Надя потянула меня за руку:
– Идем. Самолеты могут вернуться.
В городе на улицы высыпали люди. Они плакали, кричали что-то друг другу, спасались кто на велосипедах, кто на лошадях, на телегах, пешком.
Когда мы подошли к моей улице, Петрик взял Надю за руку.
– Кася, ты почти дома, я провожу Надю.
– А как же я?
Но они уже удалялись по булыжной мостовой в сторону дома, где была квартира Надиной мамы.
Петрик сделал свой выбор.
Я пошла к арке древних Краковских ворот. Это мое любимое место в городе – кирпичная башня с колокольней наверху. Когда-то они служили единственным входом в Люблин. От взрыва бомбы сбоку башни появилась трещина, но она устояла. Из-за угла мне навстречу выехали на велосипедах миссис Микелски с мужем. Миссис Микелски была уже на последних месяцах беременности.
– Кася, тебя мама обыскалась, – бросила она на ходу.
– А вы куда? – прокричала я им вслед.
– К моей сестре, – отозвался мистер Микелски.
– Иди домой к маме! – велела миссис Микелски через плечо.
Они исчезли в толпе, а я поспешила дальше.
Господи, умоляю, пусть с мамой все будет в порядке.
Как только я оказалась в нашем квартале и увидела, что наш розово-серебристый дом цел, у меня все тело закололо от облегчения. А вот дому напротив не повезло – он превратился в развалины. На улице валялись бетонные обломки, куски оштукатуренных стен, искореженные металлические кровати. Перебравшись через завалы, я увидела, как покачивается на ветру выбившаяся из окна мамина занавеска, и только тогда поняла, что стекла во всех окнах выбиты взрывной волной, обои и мебель в саже.
Доставать ключ из-за вынимающегося кирпича не пришлось – дверь была распахнута настежь. Маму и Зузанну я нашла в кухне, они стояли возле маминого чертежного стола. На полу вокруг были разбросаны кисточки, в воздухе пахло скипидаром. За ними бегала Псина – наша домашняя курица. Слава богу, она не пострадала. Псина была для нас, как для других собака.
– Где ты пропадала? – набросилась на меня мама, лицо у нее было белым, как лист ватмана, который она сжимала.
– На горке над Оленьим лугом. Это все Петрик…
Зузанна держала чашку с осколками стекла, ее белый докторский халат посерел от пепла. На то, чтобы получить право носить этот халат, у сестры ушло шесть долгих лет. Чемодан Зузанны стоял у двери.

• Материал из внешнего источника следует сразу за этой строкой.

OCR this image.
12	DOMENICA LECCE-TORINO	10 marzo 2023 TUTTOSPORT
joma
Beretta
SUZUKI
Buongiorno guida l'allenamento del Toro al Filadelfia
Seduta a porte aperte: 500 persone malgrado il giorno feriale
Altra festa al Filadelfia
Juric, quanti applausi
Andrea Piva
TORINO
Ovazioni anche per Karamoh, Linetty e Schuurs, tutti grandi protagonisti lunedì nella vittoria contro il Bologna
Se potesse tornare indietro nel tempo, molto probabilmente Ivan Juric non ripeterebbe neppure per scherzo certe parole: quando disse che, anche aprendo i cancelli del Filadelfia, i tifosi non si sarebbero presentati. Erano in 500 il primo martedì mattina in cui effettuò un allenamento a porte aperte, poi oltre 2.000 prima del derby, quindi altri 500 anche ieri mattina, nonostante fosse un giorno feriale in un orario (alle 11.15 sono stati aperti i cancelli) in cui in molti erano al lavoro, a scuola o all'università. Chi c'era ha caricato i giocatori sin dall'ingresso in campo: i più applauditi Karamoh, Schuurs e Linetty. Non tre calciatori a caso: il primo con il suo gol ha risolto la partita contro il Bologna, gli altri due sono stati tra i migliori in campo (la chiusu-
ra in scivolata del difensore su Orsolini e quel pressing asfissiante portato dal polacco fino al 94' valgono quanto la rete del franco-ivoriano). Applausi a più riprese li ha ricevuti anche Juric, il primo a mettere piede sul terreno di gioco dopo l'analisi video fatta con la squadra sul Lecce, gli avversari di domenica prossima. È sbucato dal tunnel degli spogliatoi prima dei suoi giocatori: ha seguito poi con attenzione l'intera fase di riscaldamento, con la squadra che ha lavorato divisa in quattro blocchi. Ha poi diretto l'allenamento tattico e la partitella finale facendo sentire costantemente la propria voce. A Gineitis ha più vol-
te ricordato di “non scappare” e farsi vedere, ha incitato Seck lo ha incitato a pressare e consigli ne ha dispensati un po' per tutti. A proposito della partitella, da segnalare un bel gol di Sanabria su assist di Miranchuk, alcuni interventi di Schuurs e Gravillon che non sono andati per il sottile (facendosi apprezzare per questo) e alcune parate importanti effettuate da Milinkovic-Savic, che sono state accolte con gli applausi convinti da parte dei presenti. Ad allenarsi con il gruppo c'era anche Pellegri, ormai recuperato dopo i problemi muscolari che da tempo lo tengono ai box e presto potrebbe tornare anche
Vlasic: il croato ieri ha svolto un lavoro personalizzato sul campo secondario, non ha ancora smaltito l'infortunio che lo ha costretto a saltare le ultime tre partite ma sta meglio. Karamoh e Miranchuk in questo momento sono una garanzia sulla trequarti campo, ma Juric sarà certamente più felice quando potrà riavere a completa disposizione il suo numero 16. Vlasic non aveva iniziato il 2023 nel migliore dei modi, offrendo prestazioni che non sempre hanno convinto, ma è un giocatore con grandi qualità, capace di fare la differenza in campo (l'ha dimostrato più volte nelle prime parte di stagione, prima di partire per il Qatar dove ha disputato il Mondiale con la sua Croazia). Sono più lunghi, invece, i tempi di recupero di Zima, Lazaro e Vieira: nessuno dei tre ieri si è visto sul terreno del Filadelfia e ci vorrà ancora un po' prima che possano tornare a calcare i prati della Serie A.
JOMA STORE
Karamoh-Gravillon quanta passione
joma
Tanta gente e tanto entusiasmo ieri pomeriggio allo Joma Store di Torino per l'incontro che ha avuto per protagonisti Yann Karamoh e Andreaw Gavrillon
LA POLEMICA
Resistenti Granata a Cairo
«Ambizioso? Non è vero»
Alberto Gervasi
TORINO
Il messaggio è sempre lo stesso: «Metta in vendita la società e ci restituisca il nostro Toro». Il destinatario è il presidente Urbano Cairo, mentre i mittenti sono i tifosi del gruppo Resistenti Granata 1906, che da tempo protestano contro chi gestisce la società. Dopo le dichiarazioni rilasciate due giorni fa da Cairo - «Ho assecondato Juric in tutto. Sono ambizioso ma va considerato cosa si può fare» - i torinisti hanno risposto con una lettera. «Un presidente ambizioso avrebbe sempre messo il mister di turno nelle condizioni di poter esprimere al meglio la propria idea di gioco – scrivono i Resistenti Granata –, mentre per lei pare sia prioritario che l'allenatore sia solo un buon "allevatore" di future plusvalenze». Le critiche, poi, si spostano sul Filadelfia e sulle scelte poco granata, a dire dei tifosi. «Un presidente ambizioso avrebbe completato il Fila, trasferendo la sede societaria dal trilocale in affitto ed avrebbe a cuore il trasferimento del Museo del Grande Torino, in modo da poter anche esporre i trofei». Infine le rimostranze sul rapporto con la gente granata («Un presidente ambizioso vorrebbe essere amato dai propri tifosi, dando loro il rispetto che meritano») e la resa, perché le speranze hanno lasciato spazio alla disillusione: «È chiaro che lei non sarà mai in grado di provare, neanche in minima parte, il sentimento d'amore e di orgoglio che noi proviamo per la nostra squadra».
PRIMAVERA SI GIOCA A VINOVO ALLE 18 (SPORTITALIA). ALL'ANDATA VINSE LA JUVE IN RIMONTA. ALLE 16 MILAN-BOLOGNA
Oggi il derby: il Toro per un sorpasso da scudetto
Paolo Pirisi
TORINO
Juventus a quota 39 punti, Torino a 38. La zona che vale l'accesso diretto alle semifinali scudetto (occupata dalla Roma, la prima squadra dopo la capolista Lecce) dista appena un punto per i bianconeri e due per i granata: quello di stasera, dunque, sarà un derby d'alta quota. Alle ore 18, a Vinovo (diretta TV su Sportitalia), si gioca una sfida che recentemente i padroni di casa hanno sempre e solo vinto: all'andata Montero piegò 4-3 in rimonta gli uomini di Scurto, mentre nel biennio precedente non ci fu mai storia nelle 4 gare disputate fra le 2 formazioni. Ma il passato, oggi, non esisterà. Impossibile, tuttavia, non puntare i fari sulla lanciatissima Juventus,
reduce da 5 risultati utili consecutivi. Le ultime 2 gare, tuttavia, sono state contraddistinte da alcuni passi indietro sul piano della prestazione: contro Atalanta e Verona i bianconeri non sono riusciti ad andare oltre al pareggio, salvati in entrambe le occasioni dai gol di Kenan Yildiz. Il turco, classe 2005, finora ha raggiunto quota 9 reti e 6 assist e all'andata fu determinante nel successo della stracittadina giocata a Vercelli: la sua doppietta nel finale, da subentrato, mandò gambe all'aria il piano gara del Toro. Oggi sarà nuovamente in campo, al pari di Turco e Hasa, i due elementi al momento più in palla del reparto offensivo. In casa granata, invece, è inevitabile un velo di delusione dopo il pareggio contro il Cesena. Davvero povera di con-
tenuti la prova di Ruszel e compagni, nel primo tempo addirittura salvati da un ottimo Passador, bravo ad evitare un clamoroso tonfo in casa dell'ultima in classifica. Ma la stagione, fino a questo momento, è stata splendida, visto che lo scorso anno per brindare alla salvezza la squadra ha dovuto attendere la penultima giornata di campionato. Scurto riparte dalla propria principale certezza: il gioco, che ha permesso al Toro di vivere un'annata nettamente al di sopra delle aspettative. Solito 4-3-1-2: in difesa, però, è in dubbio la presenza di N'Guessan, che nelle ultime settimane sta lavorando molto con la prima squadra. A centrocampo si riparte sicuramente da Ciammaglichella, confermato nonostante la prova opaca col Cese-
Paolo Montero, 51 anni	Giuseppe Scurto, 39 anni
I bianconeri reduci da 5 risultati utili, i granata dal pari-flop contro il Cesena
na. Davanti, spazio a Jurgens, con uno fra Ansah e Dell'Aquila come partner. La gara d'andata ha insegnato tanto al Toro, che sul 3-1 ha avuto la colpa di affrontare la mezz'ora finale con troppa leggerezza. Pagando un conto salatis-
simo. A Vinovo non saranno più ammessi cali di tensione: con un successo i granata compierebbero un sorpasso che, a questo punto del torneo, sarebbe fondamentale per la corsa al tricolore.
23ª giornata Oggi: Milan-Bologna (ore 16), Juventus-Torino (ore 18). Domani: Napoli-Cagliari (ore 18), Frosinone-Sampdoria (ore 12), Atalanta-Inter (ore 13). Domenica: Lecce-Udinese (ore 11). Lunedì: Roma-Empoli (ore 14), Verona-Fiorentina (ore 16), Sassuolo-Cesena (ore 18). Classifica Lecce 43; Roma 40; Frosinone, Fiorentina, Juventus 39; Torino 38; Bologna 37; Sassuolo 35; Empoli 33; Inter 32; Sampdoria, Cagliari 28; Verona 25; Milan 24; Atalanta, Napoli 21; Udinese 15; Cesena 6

Видимо, когда немцы начали бомбить город, она паковала вещи, чтобы перебраться жить в педиатрическое отделение больницы.
– Как можно быть такой глупой? – возмутилась Зузанна.
Они с мамой принялись в четыре руки вытаскивать у меня из волос крошки бетона.
– А где папа? – спросила я.
– Он пошел… – начала мама и замолчала.
Зузанна взяла ее за плечи:
– Расскажи ей, мама.
– Он пошел искать тебя, – с трудом сдерживая слезы, сказала мама.
– Может, он на почте, – предположила сестра. – Пойду посмотрю.
– Не надо, не ходи, – взмолилась я. – Вдруг самолеты вернутся.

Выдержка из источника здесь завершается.